Fears over the COVID-19 coronavirus were heightened during the week, as more cases were confirmed outside of China and efforts to contain the spread filled the financial headlines. The Dow Jones Industrial Average lost about 14 per cent of its value during the week, while Canada’s TSX lost 11 per cent.
With no real end in sight to the outbreak, uncertainty over what it will mean for the global flow of commodities had investors putting on short positions and buyers content to watch prices fall and only pick up bargains on the slide.
Disruptions to rail traffic across Canada amid ongoing protests in solidarity with Wet’suwet’en hereditary chiefs in British Columbia opposing a natural gas pipeline through their territory, added another layer of uncertainty to the canola market.
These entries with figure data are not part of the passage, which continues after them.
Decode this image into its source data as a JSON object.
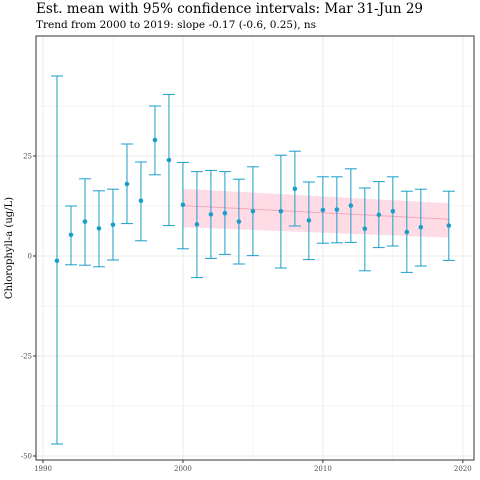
{
  "title": "Est. mean with 95% confidence intervals: Mar 31-Jun 29",
  "subtitle": "Trend from 2000 to 2019: slope -0.17 (-0.6, 0.25), ns",
  "colors": {
    "point": "#1a9ec9",
    "trend_line": "#f4a9b8",
    "trend_band": "#ffd6e0",
    "grid": "#ebebeb",
    "border": "#333333"
  },
  "chart_data": {
    "type": "scatter",
    "title": "Est. mean with 95% confidence intervals: Mar 31-Jun 29",
    "subtitle": "Trend from 2000 to 2019: slope -0.17 (-0.6, 0.25), ns",
    "xlabel": "",
    "ylabel": "Chlorophyll-a (ug/L)",
    "xlim": [
      1989.5,
      2020.8
    ],
    "ylim": [
      -51,
      55
    ],
    "x_ticks": [
      1990,
      2000,
      2010,
      2020
    ],
    "y_ticks": [
      -50,
      -25,
      0,
      25
    ],
    "grid": true,
    "series": [
      {
        "points": [
          {
            "x": 1991,
            "y": -1.2,
            "lo": -47.0,
            "hi": 45.0
          },
          {
            "x": 1992,
            "y": 5.3,
            "lo": -2.2,
            "hi": 12.5
          },
          {
            "x": 1993,
            "y": 8.6,
            "lo": -2.3,
            "hi": 19.3
          },
          {
            "x": 1994,
            "y": 6.9,
            "lo": -2.7,
            "hi": 16.3
          },
          {
            "x": 1995,
            "y": 7.8,
            "lo": -1.0,
            "hi": 16.7
          },
          {
            "x": 1996,
            "y": 18.0,
            "lo": 8.1,
            "hi": 28.0
          },
          {
            "x": 1997,
            "y": 13.8,
            "lo": 3.8,
            "hi": 23.5
          },
          {
            "x": 1998,
            "y": 29.0,
            "lo": 20.3,
            "hi": 37.5
          },
          {
            "x": 1999,
            "y": 24.0,
            "lo": 7.6,
            "hi": 40.4
          },
          {
            "x": 2000,
            "y": 12.8,
            "lo": 1.8,
            "hi": 23.4
          },
          {
            "x": 2001,
            "y": 7.9,
            "lo": -5.4,
            "hi": 21.1
          },
          {
            "x": 2002,
            "y": 10.4,
            "lo": -0.6,
            "hi": 21.4
          },
          {
            "x": 2003,
            "y": 10.7,
            "lo": 0.4,
            "hi": 21.1
          },
          {
            "x": 2004,
            "y": 8.6,
            "lo": -2.0,
            "hi": 19.2
          },
          {
            "x": 2005,
            "y": 11.2,
            "lo": 0.1,
            "hi": 22.3
          },
          {
            "x": 2007,
            "y": 11.2,
            "lo": -3.0,
            "hi": 25.2
          },
          {
            "x": 2008,
            "y": 16.8,
            "lo": 7.5,
            "hi": 26.2
          },
          {
            "x": 2009,
            "y": 8.9,
            "lo": -0.9,
            "hi": 18.5
          },
          {
            "x": 2010,
            "y": 11.5,
            "lo": 3.2,
            "hi": 19.8
          },
          {
            "x": 2011,
            "y": 11.6,
            "lo": 3.3,
            "hi": 19.8
          },
          {
            "x": 2012,
            "y": 12.6,
            "lo": 3.4,
            "hi": 21.8
          },
          {
            "x": 2013,
            "y": 6.8,
            "lo": -3.7,
            "hi": 17.0
          },
          {
            "x": 2014,
            "y": 10.3,
            "lo": 2.1,
            "hi": 18.6
          },
          {
            "x": 2015,
            "y": 11.2,
            "lo": 2.5,
            "hi": 19.8
          },
          {
            "x": 2016,
            "y": 6.0,
            "lo": -4.1,
            "hi": 16.2
          },
          {
            "x": 2017,
            "y": 7.2,
            "lo": -2.5,
            "hi": 16.7
          },
          {
            "x": 2019,
            "y": 7.6,
            "lo": -1.1,
            "hi": 16.2
          }
        ]
      }
    ],
    "trend": {
      "x": [
        2000,
        2019
      ],
      "y": [
        12.6,
        9.2
      ],
      "band_lo": [
        7.2,
        4.6
      ],
      "band_hi": [
        16.8,
        13.2
      ]
    }
  }
}
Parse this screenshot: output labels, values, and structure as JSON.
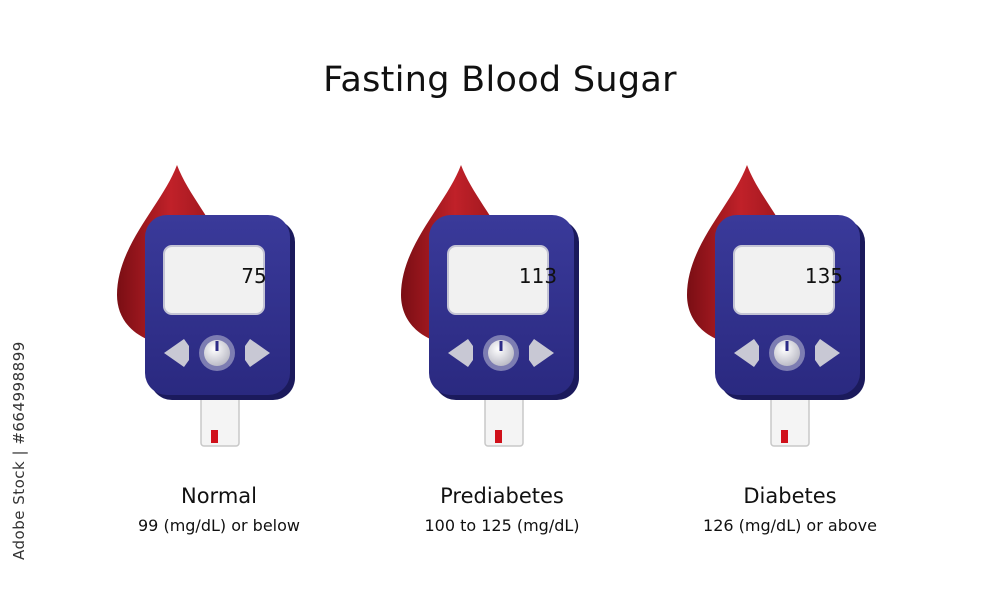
{
  "title": "Fasting Blood Sugar",
  "side_id": "Adobe Stock | #664998899",
  "colors": {
    "device_body": "#2d2c87",
    "device_dark": "#1b1a5c",
    "screen": "#f1f1f1",
    "drop": "#b21b24",
    "strip_tip": "#d0101a"
  },
  "meters": [
    {
      "reading": "75",
      "label": "Normal",
      "range": "99 (mg/dL) or below"
    },
    {
      "reading": "113",
      "label": "Prediabetes",
      "range": "100 to 125 (mg/dL)"
    },
    {
      "reading": "135",
      "label": "Diabetes",
      "range": "126 (mg/dL) or above"
    }
  ]
}
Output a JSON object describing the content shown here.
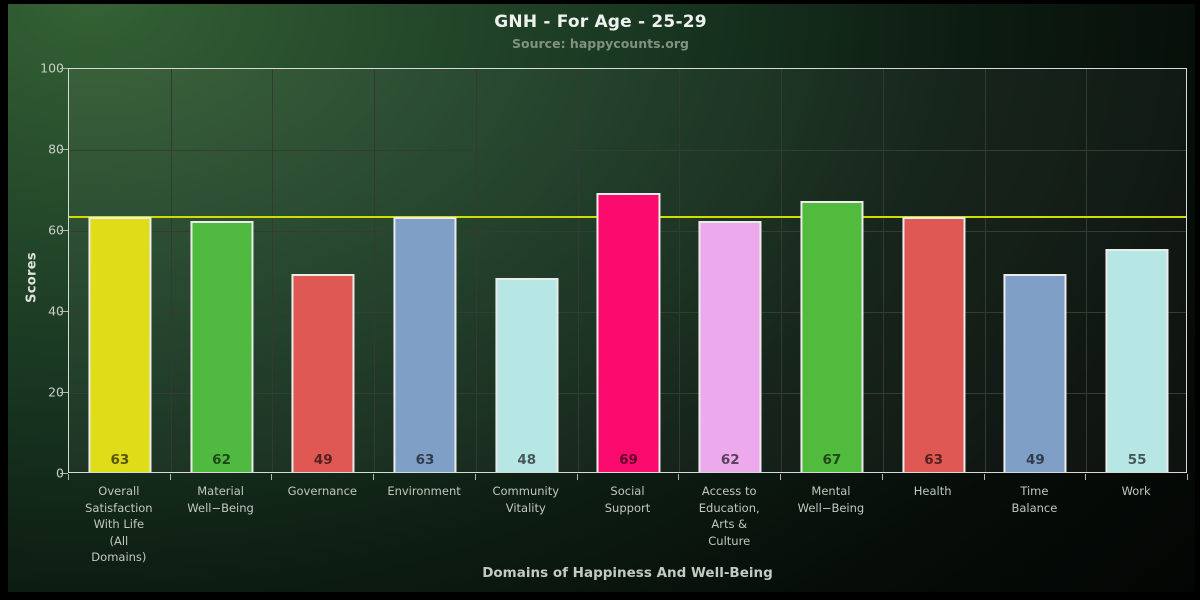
{
  "chart_data": {
    "type": "bar",
    "title": "GNH - For Age - 25-29",
    "subtitle": "Source: happycounts.org",
    "xlabel": "Domains of Happiness And Well-Being",
    "ylabel": "Scores",
    "ylim": [
      0,
      100
    ],
    "yticks": [
      0,
      20,
      40,
      60,
      80,
      100
    ],
    "grid": true,
    "legend_position": "none",
    "categories": [
      "Overall Satisfaction With Life (All Domains)",
      "Material Well−Being",
      "Governance",
      "Environment",
      "Community Vitality",
      "Social Support",
      "Access to Education, Arts & Culture",
      "Mental Well−Being",
      "Health",
      "Time Balance",
      "Work"
    ],
    "category_label_lines": [
      [
        "Overall",
        "Satisfaction",
        "With Life",
        "(All",
        "Domains)"
      ],
      [
        "Material",
        "Well−Being"
      ],
      [
        "Governance"
      ],
      [
        "Environment"
      ],
      [
        "Community",
        "Vitality"
      ],
      [
        "Social",
        "Support"
      ],
      [
        "Access to",
        "Education,",
        "Arts &",
        "Culture"
      ],
      [
        "Mental",
        "Well−Being"
      ],
      [
        "Health"
      ],
      [
        "Time",
        "Balance"
      ],
      [
        "Work"
      ]
    ],
    "values": [
      63,
      62,
      49,
      63,
      48,
      69,
      62,
      67,
      63,
      49,
      55
    ],
    "bar_colors": [
      "#dedd18",
      "#4fba3f",
      "#df5853",
      "#7f9fc7",
      "#b7e7e5",
      "#fb0b6e",
      "#ecaaec",
      "#51bb3e",
      "#df5853",
      "#7f9fc7",
      "#b7e7e5"
    ],
    "reference_line": {
      "value": 63.5,
      "color": "#cfdd02"
    }
  },
  "style_colors": {
    "bar_border": "#ebebeb",
    "gridline": "#353c33",
    "plot_border": "#d9d9d9",
    "value_label": "rgba(0,0,0,0.62)"
  }
}
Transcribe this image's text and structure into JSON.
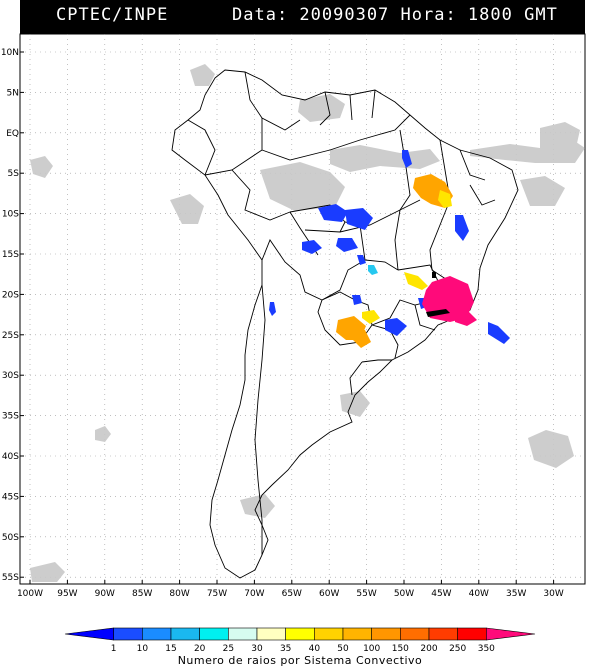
{
  "header": {
    "source": "CPTEC/INPE",
    "date_time": "Data: 20090307 Hora: 1800 GMT"
  },
  "map": {
    "lat_labels": [
      "10N",
      "5N",
      "EQ",
      "5S",
      "10S",
      "15S",
      "20S",
      "25S",
      "30S",
      "35S",
      "40S",
      "45S",
      "50S",
      "55S"
    ],
    "lon_labels": [
      "100W",
      "95W",
      "90W",
      "85W",
      "80W",
      "75W",
      "70W",
      "65W",
      "60W",
      "55W",
      "50W",
      "45W",
      "40W",
      "35W",
      "30W"
    ],
    "storm_colors": {
      "blue": "#1a3cff",
      "orange": "#ffa500",
      "yellow": "#ffe500",
      "magenta": "#ff0a7a",
      "cyan": "#25c8f0",
      "cloud": "#c8c8c8"
    }
  },
  "legend": {
    "ticks": [
      "1",
      "10",
      "15",
      "20",
      "25",
      "30",
      "35",
      "40",
      "50",
      "100",
      "150",
      "200",
      "250",
      "350"
    ],
    "colors": [
      "#0000ff",
      "#1a4dff",
      "#1a8cff",
      "#1ab8f0",
      "#00f0f0",
      "#d6fcf0",
      "#ffffc0",
      "#ffff00",
      "#ffd200",
      "#ffb400",
      "#ff9600",
      "#ff6e00",
      "#ff3c00",
      "#ff0000",
      "#ff0a7a"
    ],
    "caption": "Numero de raios por Sistema Convectivo"
  }
}
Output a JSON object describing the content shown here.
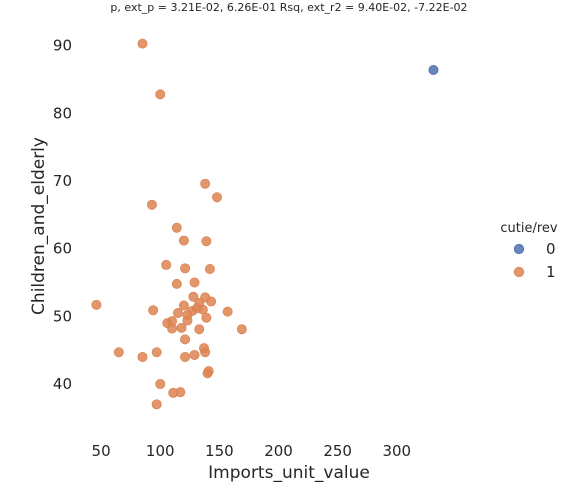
{
  "chart_data": {
    "type": "scatter",
    "title": "p, ext_p = 3.21E-02, 6.26E-01 Rsq, ext_r2 = 9.40E-02, -7.22E-02",
    "xlabel": "Imports_unit_value",
    "ylabel": "Children_and_elderly",
    "xlim": [
      33,
      345
    ],
    "ylim": [
      33.8,
      93.2
    ],
    "xticks": [
      50,
      100,
      150,
      200,
      250,
      300
    ],
    "yticks": [
      40,
      50,
      60,
      70,
      80,
      90
    ],
    "grid": false,
    "legend": {
      "title": "cutie/rev",
      "placement": "right",
      "entries": [
        {
          "label": "0",
          "color": "#4c72b0"
        },
        {
          "label": "1",
          "color": "#dd8452"
        }
      ]
    },
    "series": [
      {
        "name": "0",
        "color": "#4c72b0",
        "points": [
          [
            331,
            86.4
          ]
        ]
      },
      {
        "name": "1",
        "color": "#dd8452",
        "points": [
          [
            85,
            90.3
          ],
          [
            100,
            82.8
          ],
          [
            138,
            69.6
          ],
          [
            148,
            67.6
          ],
          [
            93,
            66.5
          ],
          [
            114,
            63.1
          ],
          [
            120,
            61.2
          ],
          [
            139,
            61.1
          ],
          [
            105,
            57.6
          ],
          [
            121,
            57.1
          ],
          [
            142,
            57.0
          ],
          [
            114,
            54.8
          ],
          [
            129,
            55.0
          ],
          [
            46,
            51.7
          ],
          [
            138,
            52.8
          ],
          [
            128,
            52.9
          ],
          [
            143,
            52.2
          ],
          [
            133,
            52.0
          ],
          [
            120,
            51.6
          ],
          [
            94,
            50.9
          ],
          [
            131,
            51.2
          ],
          [
            136,
            51.0
          ],
          [
            127,
            50.8
          ],
          [
            115,
            50.5
          ],
          [
            123,
            50.2
          ],
          [
            157,
            50.7
          ],
          [
            139,
            49.8
          ],
          [
            110,
            49.3
          ],
          [
            106,
            49.0
          ],
          [
            123,
            49.4
          ],
          [
            110,
            48.2
          ],
          [
            118,
            48.3
          ],
          [
            133,
            48.1
          ],
          [
            169,
            48.1
          ],
          [
            121,
            46.6
          ],
          [
            137,
            45.3
          ],
          [
            65,
            44.7
          ],
          [
            97,
            44.7
          ],
          [
            138,
            44.7
          ],
          [
            129,
            44.3
          ],
          [
            121,
            44.0
          ],
          [
            85,
            44.0
          ],
          [
            141,
            41.9
          ],
          [
            140,
            41.6
          ],
          [
            100,
            40.0
          ],
          [
            117,
            38.8
          ],
          [
            111,
            38.7
          ],
          [
            97,
            37.0
          ]
        ]
      }
    ]
  }
}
The chiefs met with federal and provincial government officials during the week, but the situation remains unresolved.
Vessels are backing up at Canada’s West Coast, while visible supplies in the commercial pipeline remain large.
World vegetable oil markets have moved steadily lower since the start of the calendar year, also contributing to the selling pressure in canola. Political issues between Malaysia and India accounted for some selling in palm oil, which also worked its way into the canola market.
The only real bright spot during the week was in Chicago soymeal, which managed to move higher despite losses most everywhere else. Reports that Argentina may be raising export taxes on the livestock feed gave that market a boost.
The Canadian dollar also fell during the week, losing roughly a cent relative to its U.S. counterpart. The crashing currency helped cushion the blow to canola prices somewhat, helping underpin crush margins to some extent.
Canola may be looking oversold from a chart standpoint, after dropping sharply during the week. However, there’s still plenty of room to the downside, when one looks at the weekly charts. The May contract was trading at lows around $452 per tonne on Feb. 28, but the weekly continuous chart places more major support $20 lower, near $430 per tonne.
While COVID-19 will likely continue to drive the agricultural markets for the time being, attention will also soon shift to North America’s spring weather. The advancing South American harvest could also provide some direction.